Fabricantes de chips e ameaças de Trump atiram Wall Street para o vermelho
Apesar de ter arrancado em alta, Wall Street encerrou a sessão com perdas, pressionada por um novo "sell-off" entre as fabricantes de chips. Palavras do Presidente dos EUA voltaram a colocar o Médio Oriente no centro das atenções, sendo que as perspetivas de paz sofreram um revés. Apple perdeu mais de 3,5%.

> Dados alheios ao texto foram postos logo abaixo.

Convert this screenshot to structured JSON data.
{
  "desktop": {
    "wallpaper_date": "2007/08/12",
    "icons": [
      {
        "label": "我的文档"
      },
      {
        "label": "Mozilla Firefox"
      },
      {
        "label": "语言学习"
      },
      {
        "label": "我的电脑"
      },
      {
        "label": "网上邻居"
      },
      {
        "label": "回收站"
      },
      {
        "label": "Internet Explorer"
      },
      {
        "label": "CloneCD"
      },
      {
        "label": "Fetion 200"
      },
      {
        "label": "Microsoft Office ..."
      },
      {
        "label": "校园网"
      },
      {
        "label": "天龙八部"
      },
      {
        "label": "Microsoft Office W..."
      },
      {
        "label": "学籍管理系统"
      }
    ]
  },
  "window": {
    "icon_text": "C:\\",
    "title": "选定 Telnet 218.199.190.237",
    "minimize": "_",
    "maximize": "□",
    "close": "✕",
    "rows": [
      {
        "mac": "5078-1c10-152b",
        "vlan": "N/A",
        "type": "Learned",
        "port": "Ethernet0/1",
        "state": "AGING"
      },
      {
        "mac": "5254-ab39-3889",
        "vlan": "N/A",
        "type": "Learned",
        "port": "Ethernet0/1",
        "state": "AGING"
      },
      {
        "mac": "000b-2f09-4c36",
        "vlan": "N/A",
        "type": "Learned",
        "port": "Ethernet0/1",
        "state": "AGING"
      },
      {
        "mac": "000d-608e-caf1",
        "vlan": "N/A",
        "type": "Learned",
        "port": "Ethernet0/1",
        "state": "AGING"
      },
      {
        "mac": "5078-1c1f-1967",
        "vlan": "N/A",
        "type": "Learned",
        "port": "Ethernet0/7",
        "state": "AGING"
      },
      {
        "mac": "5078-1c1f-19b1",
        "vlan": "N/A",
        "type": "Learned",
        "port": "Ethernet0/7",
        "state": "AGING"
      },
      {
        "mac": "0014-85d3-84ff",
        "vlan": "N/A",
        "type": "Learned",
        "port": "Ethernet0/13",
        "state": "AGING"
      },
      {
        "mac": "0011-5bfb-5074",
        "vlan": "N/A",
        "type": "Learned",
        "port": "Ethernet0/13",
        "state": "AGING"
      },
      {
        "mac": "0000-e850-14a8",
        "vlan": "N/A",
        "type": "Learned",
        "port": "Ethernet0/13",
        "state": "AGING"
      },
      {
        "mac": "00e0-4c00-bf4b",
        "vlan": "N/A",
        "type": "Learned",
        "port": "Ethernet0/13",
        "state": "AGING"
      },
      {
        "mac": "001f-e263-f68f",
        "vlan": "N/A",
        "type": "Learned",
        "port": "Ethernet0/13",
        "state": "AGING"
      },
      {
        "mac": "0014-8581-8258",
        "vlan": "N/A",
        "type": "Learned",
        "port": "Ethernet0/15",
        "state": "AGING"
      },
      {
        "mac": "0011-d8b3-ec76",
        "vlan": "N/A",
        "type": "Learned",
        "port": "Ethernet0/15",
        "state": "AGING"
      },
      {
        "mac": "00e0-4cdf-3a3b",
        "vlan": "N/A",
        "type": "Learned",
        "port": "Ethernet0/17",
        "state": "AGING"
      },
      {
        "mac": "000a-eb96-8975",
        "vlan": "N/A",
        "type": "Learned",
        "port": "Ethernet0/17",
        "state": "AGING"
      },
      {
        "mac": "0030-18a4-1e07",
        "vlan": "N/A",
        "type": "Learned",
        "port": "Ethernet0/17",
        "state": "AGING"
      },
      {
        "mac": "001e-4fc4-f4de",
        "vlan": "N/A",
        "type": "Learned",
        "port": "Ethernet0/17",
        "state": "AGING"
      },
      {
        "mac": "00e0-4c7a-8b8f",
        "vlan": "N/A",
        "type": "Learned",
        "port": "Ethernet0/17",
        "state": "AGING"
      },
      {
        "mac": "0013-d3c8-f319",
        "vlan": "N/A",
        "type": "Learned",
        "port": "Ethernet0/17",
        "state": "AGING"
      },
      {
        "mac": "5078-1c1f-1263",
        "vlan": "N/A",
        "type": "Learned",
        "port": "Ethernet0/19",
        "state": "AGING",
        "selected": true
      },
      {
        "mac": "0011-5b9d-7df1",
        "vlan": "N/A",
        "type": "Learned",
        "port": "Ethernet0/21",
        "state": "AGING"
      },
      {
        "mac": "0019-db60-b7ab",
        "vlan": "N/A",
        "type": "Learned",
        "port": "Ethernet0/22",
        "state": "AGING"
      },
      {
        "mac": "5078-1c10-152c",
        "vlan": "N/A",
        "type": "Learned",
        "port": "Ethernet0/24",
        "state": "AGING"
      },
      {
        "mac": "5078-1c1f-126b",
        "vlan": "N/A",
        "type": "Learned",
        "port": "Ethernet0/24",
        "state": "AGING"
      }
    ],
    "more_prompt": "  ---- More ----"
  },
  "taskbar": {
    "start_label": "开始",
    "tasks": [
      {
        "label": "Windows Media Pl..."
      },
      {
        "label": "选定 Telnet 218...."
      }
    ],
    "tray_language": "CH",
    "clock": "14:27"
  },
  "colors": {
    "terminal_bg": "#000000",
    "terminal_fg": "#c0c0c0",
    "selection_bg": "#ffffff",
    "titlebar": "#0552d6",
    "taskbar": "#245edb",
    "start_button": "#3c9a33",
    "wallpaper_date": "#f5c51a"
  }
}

Os principais índices norte-americanos terminaram a sessão desta terça-feira com perdas, à exceção do Dow Jones, que voltou a beneficiar de uma rotação de ativos, depois de uma nova onda de vendas entre as cotadas tecnológicas ter pressionado Wall Street. Ameaças por parte do Presidente norte-americano ao Irão prejudicaram o sentimento dos investidores, depois de a sessão ter arrancado com os índices a negociarem em alta.
Neste contexto, o S&P 500 caiu 0,26%, para os 7.386,46 pontos. O Nasdaq Composite, por sua vez, perdeu 0,97%, para os 25.678,82 pontos. Já o Dow Jones avançou 0,17%, para os 50.872,05 pontos. Durante a sessão, o S&P 500 chegou a perder mais de 2%, sendo que, tal como os restantes índices, conseguiu recuperar parte das perdas.
O petróleo reduziu as quedas que vinha a registar depois de Donald Trump ter afirmado que os EUA devem responder a um ataque a um helicóptero norte-americano, que o republicano diz ter sido levado a cabo por forças militares iranianas, diminuindo as esperanças de uma resolução rápida do conflito.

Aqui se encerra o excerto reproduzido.